Bir canlının gen diziliminin değiştirilmesi ya da ona kendi doğasında bulunmayan bambaşka bir karakter kazandırılması yoluyla elde edilen canlı organizmalara “Genetiği Değiştirilmiş Organizmalar”, kısaca GDO adı veriliyor.

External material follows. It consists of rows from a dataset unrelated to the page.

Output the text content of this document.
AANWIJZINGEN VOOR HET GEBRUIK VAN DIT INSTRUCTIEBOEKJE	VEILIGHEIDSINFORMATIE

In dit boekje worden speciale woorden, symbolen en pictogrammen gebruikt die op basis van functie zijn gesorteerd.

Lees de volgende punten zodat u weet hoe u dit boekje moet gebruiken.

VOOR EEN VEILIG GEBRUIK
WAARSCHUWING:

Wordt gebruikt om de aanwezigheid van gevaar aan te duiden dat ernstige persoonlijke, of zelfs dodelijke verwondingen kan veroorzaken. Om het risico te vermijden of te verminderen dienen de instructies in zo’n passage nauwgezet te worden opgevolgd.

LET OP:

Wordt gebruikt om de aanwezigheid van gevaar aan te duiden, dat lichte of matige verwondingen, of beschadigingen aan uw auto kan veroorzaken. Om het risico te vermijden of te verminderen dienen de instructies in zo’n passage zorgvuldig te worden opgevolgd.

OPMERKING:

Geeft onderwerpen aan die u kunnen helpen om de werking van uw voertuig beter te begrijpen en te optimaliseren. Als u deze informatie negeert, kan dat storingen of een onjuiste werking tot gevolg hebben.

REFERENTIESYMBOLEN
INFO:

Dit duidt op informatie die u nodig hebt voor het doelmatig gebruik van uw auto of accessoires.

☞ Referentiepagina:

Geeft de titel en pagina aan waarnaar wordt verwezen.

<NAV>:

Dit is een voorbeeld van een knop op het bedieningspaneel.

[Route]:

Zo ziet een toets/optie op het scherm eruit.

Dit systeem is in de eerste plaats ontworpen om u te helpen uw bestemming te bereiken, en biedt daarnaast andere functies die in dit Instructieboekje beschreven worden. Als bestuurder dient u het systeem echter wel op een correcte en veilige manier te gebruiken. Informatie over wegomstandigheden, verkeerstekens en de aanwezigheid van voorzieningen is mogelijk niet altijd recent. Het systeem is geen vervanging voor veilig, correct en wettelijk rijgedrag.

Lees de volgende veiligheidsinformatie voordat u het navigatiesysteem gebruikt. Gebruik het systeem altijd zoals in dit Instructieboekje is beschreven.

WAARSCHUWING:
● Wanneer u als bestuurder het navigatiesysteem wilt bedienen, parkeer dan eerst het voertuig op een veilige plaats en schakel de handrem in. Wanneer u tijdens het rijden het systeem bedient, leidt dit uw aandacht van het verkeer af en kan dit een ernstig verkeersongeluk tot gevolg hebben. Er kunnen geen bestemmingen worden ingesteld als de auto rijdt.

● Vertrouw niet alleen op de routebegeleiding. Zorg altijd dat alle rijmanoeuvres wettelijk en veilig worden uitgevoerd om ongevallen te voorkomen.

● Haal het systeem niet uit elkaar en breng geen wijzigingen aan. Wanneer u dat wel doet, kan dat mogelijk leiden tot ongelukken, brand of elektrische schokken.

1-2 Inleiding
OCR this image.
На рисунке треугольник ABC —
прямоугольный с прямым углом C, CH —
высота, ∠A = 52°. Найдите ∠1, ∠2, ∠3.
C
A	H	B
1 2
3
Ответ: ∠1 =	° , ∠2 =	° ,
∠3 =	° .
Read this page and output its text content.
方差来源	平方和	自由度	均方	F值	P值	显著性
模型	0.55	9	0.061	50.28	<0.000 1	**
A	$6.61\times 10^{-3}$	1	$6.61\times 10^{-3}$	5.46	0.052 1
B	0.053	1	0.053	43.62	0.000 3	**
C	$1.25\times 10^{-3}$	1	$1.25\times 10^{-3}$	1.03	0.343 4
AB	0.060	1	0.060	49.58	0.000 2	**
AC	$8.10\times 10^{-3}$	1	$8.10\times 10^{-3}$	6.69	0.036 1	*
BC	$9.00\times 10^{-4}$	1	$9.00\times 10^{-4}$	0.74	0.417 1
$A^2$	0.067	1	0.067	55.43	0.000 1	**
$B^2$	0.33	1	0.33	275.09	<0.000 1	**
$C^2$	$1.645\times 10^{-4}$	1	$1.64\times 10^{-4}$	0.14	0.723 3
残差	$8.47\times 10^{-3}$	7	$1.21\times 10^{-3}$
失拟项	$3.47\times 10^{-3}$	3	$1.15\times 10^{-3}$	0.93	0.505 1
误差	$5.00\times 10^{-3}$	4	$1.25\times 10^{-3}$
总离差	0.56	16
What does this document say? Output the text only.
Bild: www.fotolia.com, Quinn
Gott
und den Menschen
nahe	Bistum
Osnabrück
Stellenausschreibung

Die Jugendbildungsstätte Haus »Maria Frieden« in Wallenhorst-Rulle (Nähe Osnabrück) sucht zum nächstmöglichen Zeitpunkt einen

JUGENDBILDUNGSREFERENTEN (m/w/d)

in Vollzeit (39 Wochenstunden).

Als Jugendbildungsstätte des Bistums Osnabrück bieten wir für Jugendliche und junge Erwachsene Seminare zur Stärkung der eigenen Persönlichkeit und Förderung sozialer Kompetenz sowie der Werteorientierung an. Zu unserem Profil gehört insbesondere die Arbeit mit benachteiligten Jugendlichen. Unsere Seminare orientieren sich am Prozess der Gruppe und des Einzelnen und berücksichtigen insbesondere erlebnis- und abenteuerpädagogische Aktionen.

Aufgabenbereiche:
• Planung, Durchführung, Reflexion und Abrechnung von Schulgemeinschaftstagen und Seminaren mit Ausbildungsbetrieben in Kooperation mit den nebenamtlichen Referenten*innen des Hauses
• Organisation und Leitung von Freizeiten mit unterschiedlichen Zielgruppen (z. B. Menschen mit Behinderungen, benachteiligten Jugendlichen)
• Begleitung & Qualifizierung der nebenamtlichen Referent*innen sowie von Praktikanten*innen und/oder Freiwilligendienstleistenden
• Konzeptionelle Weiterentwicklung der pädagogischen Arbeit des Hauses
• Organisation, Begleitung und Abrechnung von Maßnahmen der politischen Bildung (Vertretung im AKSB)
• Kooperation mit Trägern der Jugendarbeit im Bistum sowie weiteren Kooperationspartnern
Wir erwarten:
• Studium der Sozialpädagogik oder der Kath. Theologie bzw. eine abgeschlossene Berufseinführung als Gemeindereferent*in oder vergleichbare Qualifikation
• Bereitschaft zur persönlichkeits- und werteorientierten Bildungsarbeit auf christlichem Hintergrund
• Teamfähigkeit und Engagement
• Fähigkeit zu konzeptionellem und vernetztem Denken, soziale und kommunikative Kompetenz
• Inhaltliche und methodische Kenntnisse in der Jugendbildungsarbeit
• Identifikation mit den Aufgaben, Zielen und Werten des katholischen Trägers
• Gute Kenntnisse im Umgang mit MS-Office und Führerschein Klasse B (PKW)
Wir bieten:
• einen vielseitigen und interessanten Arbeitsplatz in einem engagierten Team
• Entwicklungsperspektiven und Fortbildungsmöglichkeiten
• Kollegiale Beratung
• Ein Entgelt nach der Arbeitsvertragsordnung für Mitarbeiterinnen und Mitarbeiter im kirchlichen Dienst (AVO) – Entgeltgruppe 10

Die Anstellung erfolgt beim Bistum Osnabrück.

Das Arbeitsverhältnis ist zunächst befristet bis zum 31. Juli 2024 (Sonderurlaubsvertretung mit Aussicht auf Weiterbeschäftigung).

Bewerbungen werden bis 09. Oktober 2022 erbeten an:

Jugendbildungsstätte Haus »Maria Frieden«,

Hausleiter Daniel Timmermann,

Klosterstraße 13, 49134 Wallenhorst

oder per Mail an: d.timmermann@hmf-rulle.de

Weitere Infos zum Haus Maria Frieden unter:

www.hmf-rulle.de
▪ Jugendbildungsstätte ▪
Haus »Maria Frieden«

Bir canlıdan diğerine gen aktarımı, bir çeşit kesme, yapıştırma ve çoğaltma işlemi olup, genetik mühendisleri tarafından uygulanıyor. Aktarılacak gen önce bulunduğu canlının DNA’sından kesilerek çıkarılıyor. Sonra vektör adı verilen taşıyıcı virüs ile bu gen DNA molekülüne yapıştırılıyor. Aktarılacak genin, aktarılan genomuna yerleştirilmesi için iki temel yöntem kullanılmaktadır. Birincisi gen silâhı denen aletle yapılmaktadır. İkinci metot da ise genin yerleştirilmesi için bakteriler kullanılmaktadır. Uygulama labratuvar ortamlarında ve dolayısıyla daha kısa sürede gerçekleştirilmektedir.
Klasik ıslahtan farkı, uzak bitki (canlı) arasında gen aktarımı yapılabilmesidir. Bu da daha geniş alanlarda çalışılabilmesine imkân veriyor. Mesela klasik ıslahta yalnızca bitkide farklı iklim koşularına dayanıklılık, yüksek verim ve kalite gibi unsurlar üzerinde çalışılabilirken, GDO elde etme uygulamalarında bitkilere yabancı ot ilaçlarına dayanıklılık, böceklere karşı direnç gibi farklı özellikler de aktarılabiliyor. Böylece bitkisel ürün üretimi artarken, üretim maliyetinde de düşme sağlanıyor. Bu da halk kitlelerinin tarım ürünlerine daha rahat ulaşmasını sağlıyor. Kuşkulu yaklaşımın sebebi olarak, farklı canlı türlerinin kullanımı ile genişleyen gen havuzunun, kötü niyetlilerin elinde insanlara zarar verecek uygulamalara açık olması; transgenik ürünlerin genetik manipülasyonlar sırasında istenmeyen ve öngörülemeyen genetik özellikler kazanması konusundadır. İstenmeyen özellikleri kazanmış transgenik canlılar ve bunların ürünlerinin insan, hayvan ve çevre sağlığı açısından problemler çıkaracağı düşünülmektedir.